ISTANBUL: A court sentenced Turkish journalist Ali Unal to 19 years in jail on Wednesday on a charge of being a leader in the network accused of carrying out a failed coup in July 2016, the state-owned Anadolu news agency reported.
The ruling followed a sustained crackdown in the wake of the coup attempt, but also came amid steps by the government that appear aimed at improving ties with the US and Europe, strained by the sweeping campaign of arrests.
Unal was chief writer at the now-defunct Zaman newspaper, widely seen as the flagship media outlet for the network of US-based cleric Fethullah Gulen, whom Ankara says orchestrated the attempted putsch. Gulen denies any involvement.
Speaking by video link from jail to the court in the western province of Usak, Unal denied being a founder or leader of the network and denied involvement in the putsch, Anadolu said.

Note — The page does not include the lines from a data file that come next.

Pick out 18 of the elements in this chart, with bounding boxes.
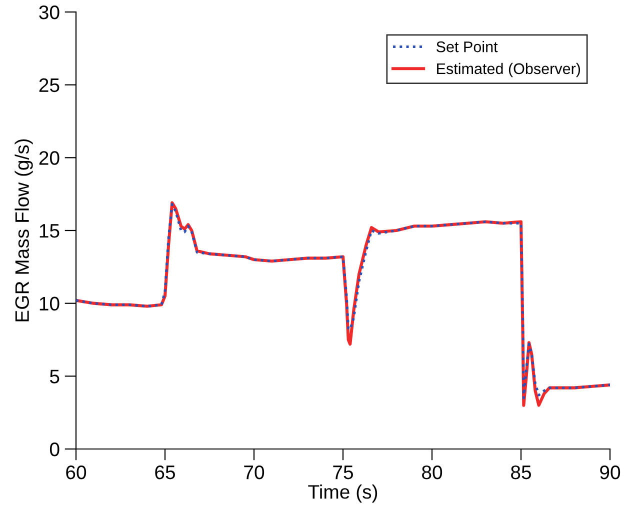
y-axis-title: EGR Mass Flow (g/s) — [14, 139, 33, 322]
legend-label: Estimated (Observer) — [437, 62, 580, 78]
legend-label: Set Point — [436, 41, 498, 52]
y-tick-label: 5 — [50, 370, 60, 384]
y-tick-label: 25 — [39, 78, 60, 92]
x-tick-label: 85 — [511, 465, 531, 480]
x-tick-label: 70 — [244, 465, 264, 480]
x-tick-label: 75 — [333, 466, 353, 480]
x-tick-label: 80 — [422, 465, 442, 480]
y-tick-label: 30 — [39, 5, 60, 20]
y-tick-label: 0 — [50, 442, 60, 456]
y-tick-label: 10 — [40, 296, 60, 311]
x-tick-label: 60 — [66, 465, 86, 480]
y-tick-label: 15 — [40, 224, 60, 238]
x-tick-label: 90 — [600, 465, 620, 480]
x-tick-label: 65 — [155, 465, 175, 480]
y-tick-label: 20 — [39, 151, 60, 165]
x-axis-title: Time (s) — [308, 484, 378, 503]
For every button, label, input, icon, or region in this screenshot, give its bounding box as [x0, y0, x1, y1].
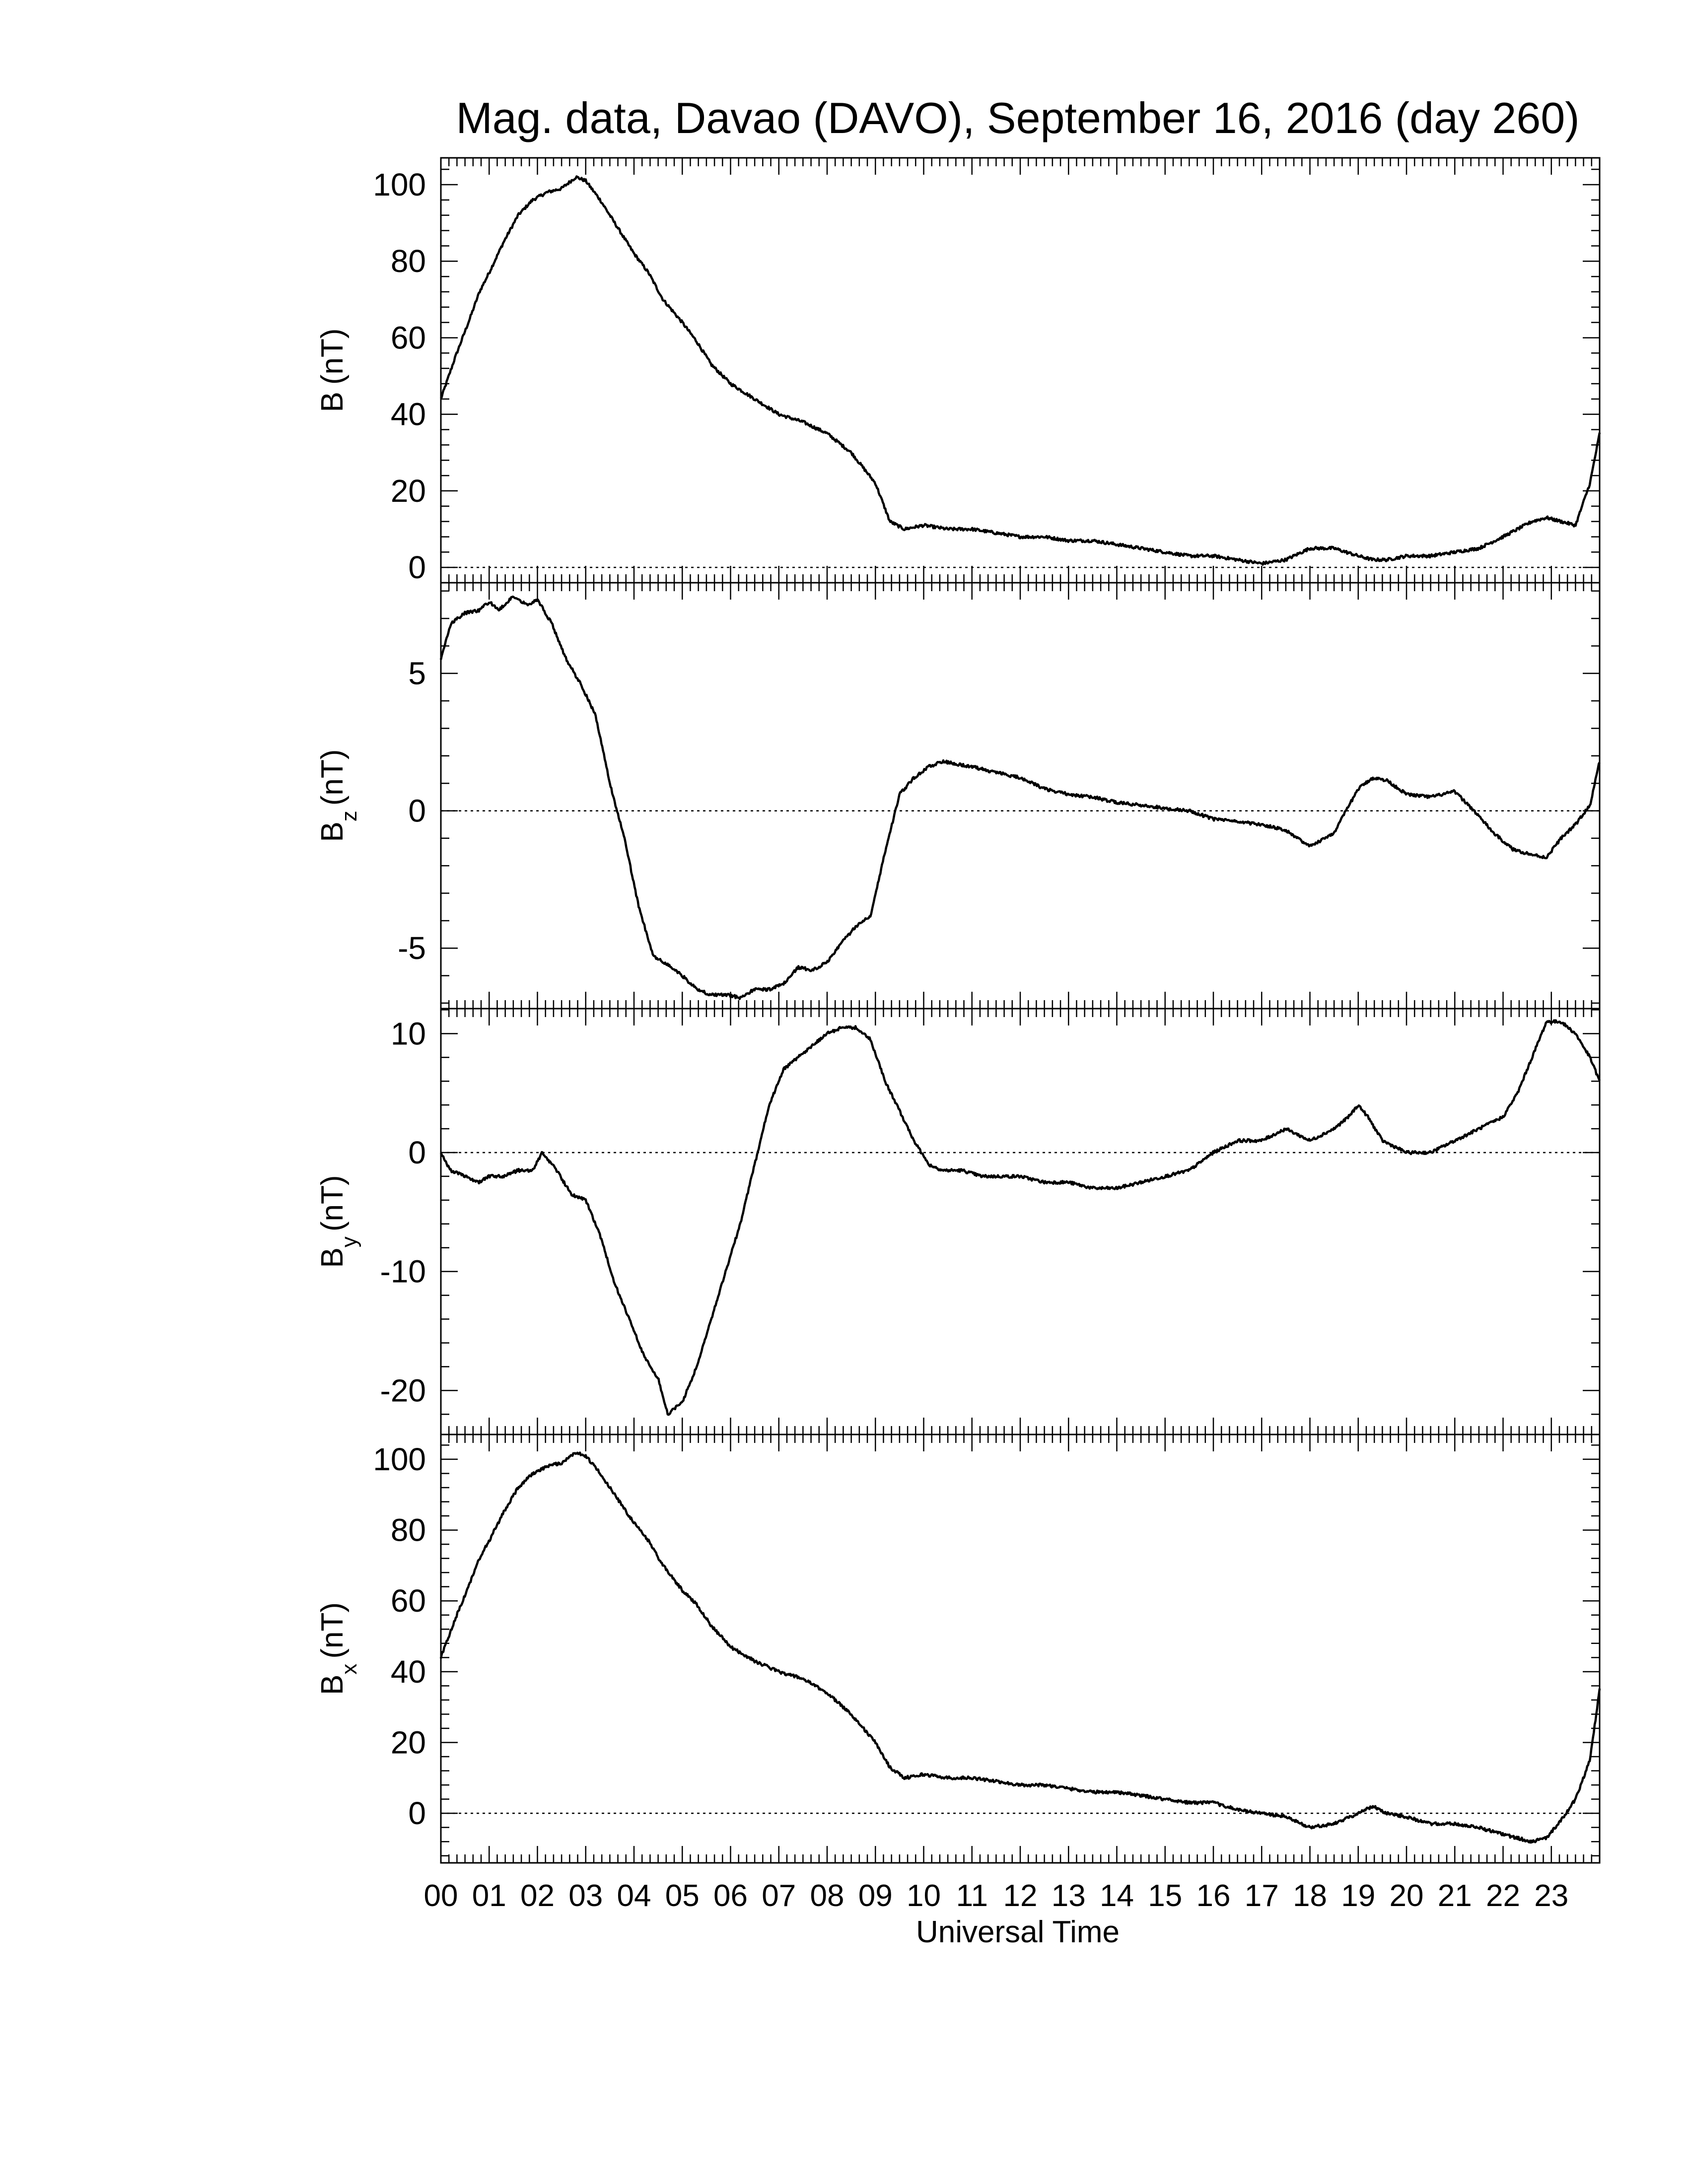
- x-tick-label: 15: [1148, 1879, 1182, 1913]
- y-axis-label: Bx(nT): [315, 1602, 361, 1695]
- panel-B: 0 20 40 60 80 100 B(nT): [315, 157, 1601, 585]
- x-tick-label: 12: [1003, 1879, 1038, 1913]
- x-tick-label: 10: [907, 1879, 941, 1913]
- y-ticks: [441, 168, 1600, 584]
- x-tick-label: 16: [1196, 1879, 1231, 1913]
- x-tick-label: 03: [568, 1879, 603, 1913]
- x-tick-label: 18: [1293, 1879, 1327, 1913]
- y-tick-label: 40: [391, 397, 426, 432]
- x-tick-label: 19: [1341, 1879, 1375, 1913]
- y-tick-label: -10: [380, 1254, 426, 1290]
- y-tick-label: 0: [408, 549, 426, 585]
- y-axis-label: B(nT): [315, 328, 350, 412]
- y-tick-label: -5: [398, 930, 426, 966]
- y-tick-label: 0: [408, 1795, 426, 1831]
- y-tick-label: 20: [391, 1725, 426, 1761]
- x-tick-label: 20: [1390, 1879, 1424, 1913]
- y-tick-label: 5: [408, 656, 426, 691]
- y-tick-label: -20: [380, 1372, 426, 1408]
- y-tick-label: 0: [408, 793, 426, 828]
- x-tick-label: 06: [713, 1879, 748, 1913]
- x-ticks: [440, 583, 1601, 1009]
- y-tick-label: 80: [391, 1512, 426, 1548]
- series-line-Bx: [439, 1451, 1601, 1844]
- y-tick-label: 10: [391, 1016, 426, 1051]
- x-tick-label: 00: [424, 1879, 458, 1913]
- y-tick-label: 20: [391, 473, 426, 509]
- y-tick-label: 0: [408, 1135, 426, 1170]
- x-tick-label: 11: [956, 1879, 988, 1913]
- x-tick-label: 07: [762, 1879, 796, 1913]
- x-tick-label: 02: [520, 1879, 555, 1913]
- x-tick-label: 08: [810, 1879, 844, 1913]
- panel-frame: [440, 1433, 1601, 1864]
- y-tick-label: 80: [391, 243, 426, 279]
- x-tick-label: 14: [1100, 1879, 1134, 1913]
- panel-Bx: 0 20 40 60 80 100 Bx(nT): [315, 1433, 1601, 1864]
- panel-frame: [440, 1008, 1601, 1435]
- y-tick-label: 40: [391, 1654, 426, 1690]
- series-line-B: [440, 175, 1601, 566]
- y-ticks: [441, 1009, 1600, 1415]
- x-tick-label: 01: [472, 1879, 506, 1913]
- x-tick-label: 09: [858, 1879, 893, 1913]
- panel-Bz: -5 0 5 Bz(nT): [315, 582, 1601, 1010]
- x-tick-label: 21: [1438, 1879, 1472, 1913]
- panels-group: 0 20 40 60 80 100 B(nT) -5 0 5 Bz(nT) -20 -10 0 10 By(n…: [315, 157, 1601, 1864]
- panel-By: -20 -10 0 10 By(nT): [315, 1008, 1601, 1435]
- y-tick-label: 100: [373, 167, 426, 203]
- y-tick-label: 100: [373, 1441, 426, 1477]
- x-tick-label: 13: [1052, 1879, 1086, 1913]
- y-ticks: [441, 1444, 1600, 1856]
- x-ticks: [440, 158, 1601, 583]
- y-tick-label: 60: [391, 1583, 426, 1619]
- series-line-By: [439, 1019, 1601, 1416]
- series-line-Bz: [439, 595, 1601, 1000]
- x-ticks: [440, 1009, 1601, 1434]
- x-tick-labels: 00 01 02 03 04 05 06 07 08 09 10 11 12 13 14 15 16 17 18 19…: [424, 1879, 1569, 1913]
- x-tick-label: 04: [617, 1879, 651, 1913]
- x-tick-label: 05: [665, 1879, 700, 1913]
- chart-title: Mag. data, Davao (DAVO), September 16, 2…: [456, 93, 1579, 142]
- y-axis-label: Bz(nT): [315, 749, 361, 842]
- x-tick-label: 17: [1245, 1879, 1279, 1913]
- x-ticks: [440, 1434, 1601, 1863]
- x-tick-label: 22: [1486, 1879, 1520, 1913]
- y-tick-label: 60: [391, 320, 426, 355]
- x-tick-label: 23: [1534, 1879, 1568, 1913]
- y-axis-label: By(nT): [315, 1175, 361, 1268]
- x-axis-label: Universal Time: [916, 1915, 1120, 1949]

“I have no link with any terrorist organization,” he said, adding that he had spoken five or six times to Gulen and that he was being tried over his writing.

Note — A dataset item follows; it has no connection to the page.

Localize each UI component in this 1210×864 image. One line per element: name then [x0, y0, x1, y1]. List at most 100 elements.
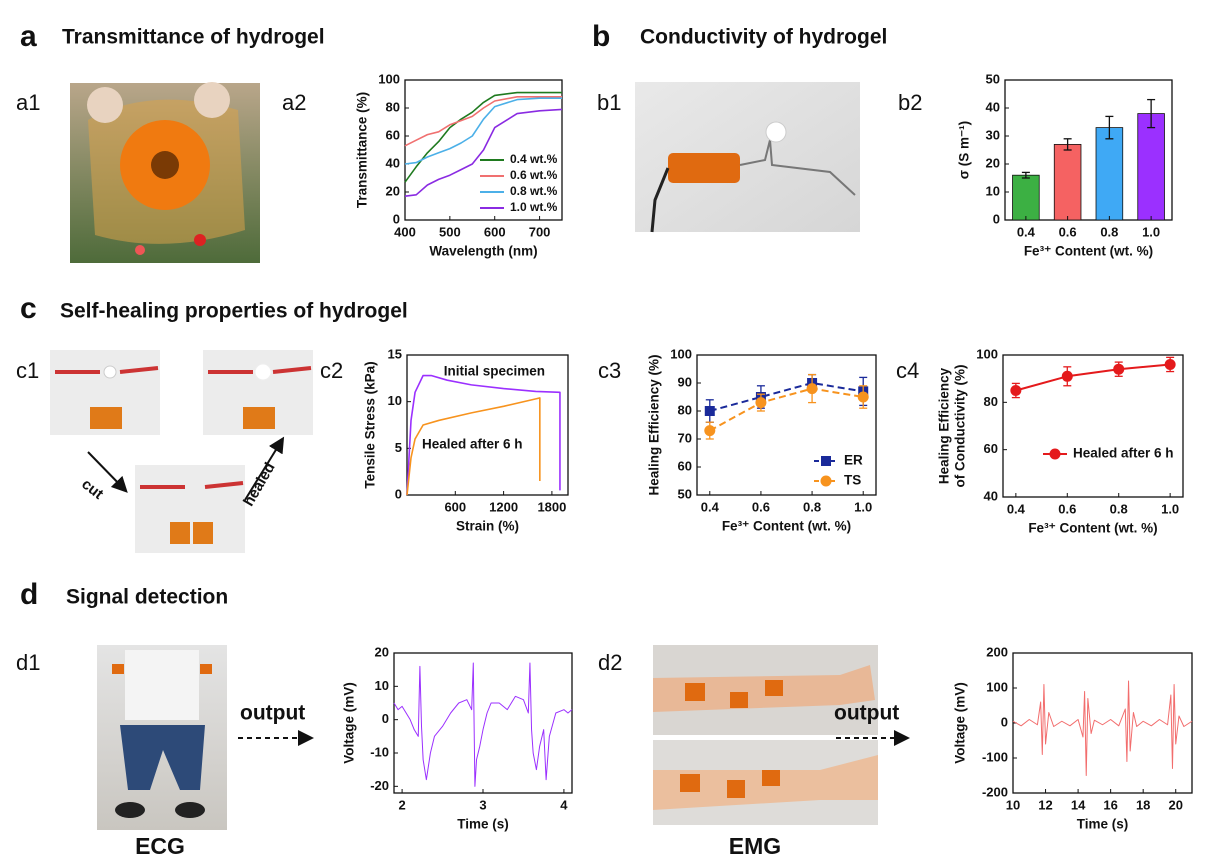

He was sentenced to 19 years and six months for “leading an armed terrorist group.” Six other Zaman journalists were convicted on similar charges in July.
About 250 people were killed in the coup attempt and in the subsequent crackdown, Turkey jailed 77,000 people pending trial. Authorities also sacked or suspended 150,000 civil servants and military personnel and shut down dozens of media outlets.Illustrating the scale of its actions, Foreign Minister Mevlut Cavusoglu said on Wednesday his ministry had dismissed 23 percent of its career personnel over links to Gulen.
Turkish President Recep Tayyip Erdogan has said some journalists helped nurture terrorists with their writing, and that the crackdown is needed to ensure stability in a NATO member bordering Syria, Iraq and Iran. Critics say Erdogan has used the crackdown to muzzle dissent and increase his own power. The European Union, which Turkey aspires to join, has also criticized the crackdown. The verdict came a day after another court threw out the conviction of former Wall Street Journal reporter Ayla Albayrak, annulling a verdict sentencing her to two years in prison in absentia on charges of carrying out propaganda for Kurdish militants.